Young Guns, old tricks

The ink has barely dried on the Supreme Court ruling that spared Vice President Sara Duterte from an impeachment trial this year, and already a band of neophyte lawmakers is rushing to rewrite the 1987 Constitution.
But their motive appears driven less by principle than by sheer panic.
Instead of building a credible opposition to challenge the country’s No. 2 official in 2028, the so-called Young Guns bloc in the House is peddling Charter change (Cha-cha) as a shortcut for boosting a prospective rival to the potential front-runner.
Last week, Deputy Speakers Paolo Ortega V (La Union) and Jay Khonghun (Zambales); Deputy Majority Leaders Zia Alonto Adiong (Lanao del Sur) and Rodge Gutierrez (1-Rider); and Cagayan de Oro Rep. Lordan Suan and Cebu Rep. Eduardo Rama filed Resolution of Both Houses No. 2, which sought to cut the age thresholds from 40 to 35 for president and vice president, and from 35 to 30 for senators.
Under-30 demographic
If adopted by both chambers, the resolution would pave the way for a constitutional convention where elected delegates can formally propose the amendments, which will then be submitted to a plebiscite for ratification. Said Ortega: “[It’s] high time … for a more collaborative type of government to be led by fresh and bright minds.”
“Even in the local government, there are already a lot of good up-and-comers. [There] are a lot of young and bright public servants who are nontraditional,” he said.
The proposal reads like a legitimate, if a little idealistic, call to “allow younger Filipinos—who are more globally competitive, socially aware, and capable of national leadership” to take on higher national posts.
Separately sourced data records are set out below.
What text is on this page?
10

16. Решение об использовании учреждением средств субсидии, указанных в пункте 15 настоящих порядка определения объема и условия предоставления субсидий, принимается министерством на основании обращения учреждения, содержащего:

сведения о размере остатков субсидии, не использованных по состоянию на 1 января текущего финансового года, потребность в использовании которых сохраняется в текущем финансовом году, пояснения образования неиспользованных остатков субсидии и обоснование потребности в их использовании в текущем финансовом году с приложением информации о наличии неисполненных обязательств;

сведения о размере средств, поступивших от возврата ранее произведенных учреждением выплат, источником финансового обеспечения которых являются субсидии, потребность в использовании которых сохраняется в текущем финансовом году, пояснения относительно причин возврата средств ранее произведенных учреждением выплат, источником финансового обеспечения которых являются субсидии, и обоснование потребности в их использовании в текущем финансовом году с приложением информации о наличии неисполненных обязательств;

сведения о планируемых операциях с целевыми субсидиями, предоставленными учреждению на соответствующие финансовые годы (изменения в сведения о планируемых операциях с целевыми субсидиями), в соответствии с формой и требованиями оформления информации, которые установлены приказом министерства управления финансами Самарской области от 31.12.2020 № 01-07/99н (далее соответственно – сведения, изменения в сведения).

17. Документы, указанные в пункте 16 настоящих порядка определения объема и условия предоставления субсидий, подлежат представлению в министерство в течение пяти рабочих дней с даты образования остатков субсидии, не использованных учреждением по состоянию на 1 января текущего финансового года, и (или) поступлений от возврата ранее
After all, more than half of the population is under 30, a demographic the resolution describes as “vibrant, dynamic, and increasingly educated.”
But the timing of this move, coming on the heels of the Supreme Court decision and surveys showing Duterte supposedly tightening her grip on the 2028 presidential race, betrays its true intent. Pasig City Mayor Vico Sotto, who will be 39 by 2028, one year shy of the current age requirement, has been floated as the possible beneficiary of this constitutional mangling.
Speculative surveys
A Tangere survey recently claimed that Sotto would statistically tie with former president Rodrigo Duterte’s daughter if he were allowed to run, drawing 34 percent support nationwide in the baseline scenario. An earlier poll by WR Numero had placed the Vice President in the lead, though by a slimmer margin than before.
But here’s the rub: Why are our lawmakers treating these premature and largely speculative surveys as gospel? Neither Tangere nor WR Numero is in the league of more established pollsters like Social Weather Stations or Pulse Asia, and even the latter two could hardly give a credible snapshot of the elections three years from now. And history has shown that surveys taken three years before an election are about as reliable as a barber’s tale. Recall that President Marcos himself was a distant second to Duterte in such polls before he won by a landslide in 2022, with the VP likewise victorious as his running mate.
All these tell us that opening Pandora’s box of Charter change to accommodate a hypothetical scenario based on untested surveys is pure folly. For one, there is the ever-present risk of wholesale constitutional revision and term extensions under the guise of modernization. For another, it reduces constitutional change—an extraordinary and consequential act—to the level of petty politicking.
Electoral machinations
Worse, it signals that the House is willing to gamble with the nation’s fundamental law for the sake of electoral machinations. Lowering the age threshold will not solve the opposition’s crisis of leadership. If anything, it cheapens the cause of youth participation by turning it into a partisan tool. It certainly does no favors to rising local executives like Sotto to be the product of political conspiracy rather than of genuine public trust.
“By opening the highest offices to leaders as young as 35, we give the Filipino people a chance to be led by the energy and creativity of the youth, ready to carry the nation forward,” the Young Guns said.
But if these young lawmakers truly want to empower the youth, their first order of business must be to deliver honest governance and equal opportunities for public service. Tampering with the Constitution for partisan purposes runs counter to the democratic values they claim to espouse.
History offers a cautionary tale: Other presidents have tried to ride the Cha-cha train and ended up squandering political capital. Would the Marcos administration take the same perilous road?
The Constitution is not a plaything to be bent as an overreaction to unfavorable polls nor in the interest of partisan schemes. If even traditional politicians failed, what makes the Young Guns believe the same old tricks can fool the electorate?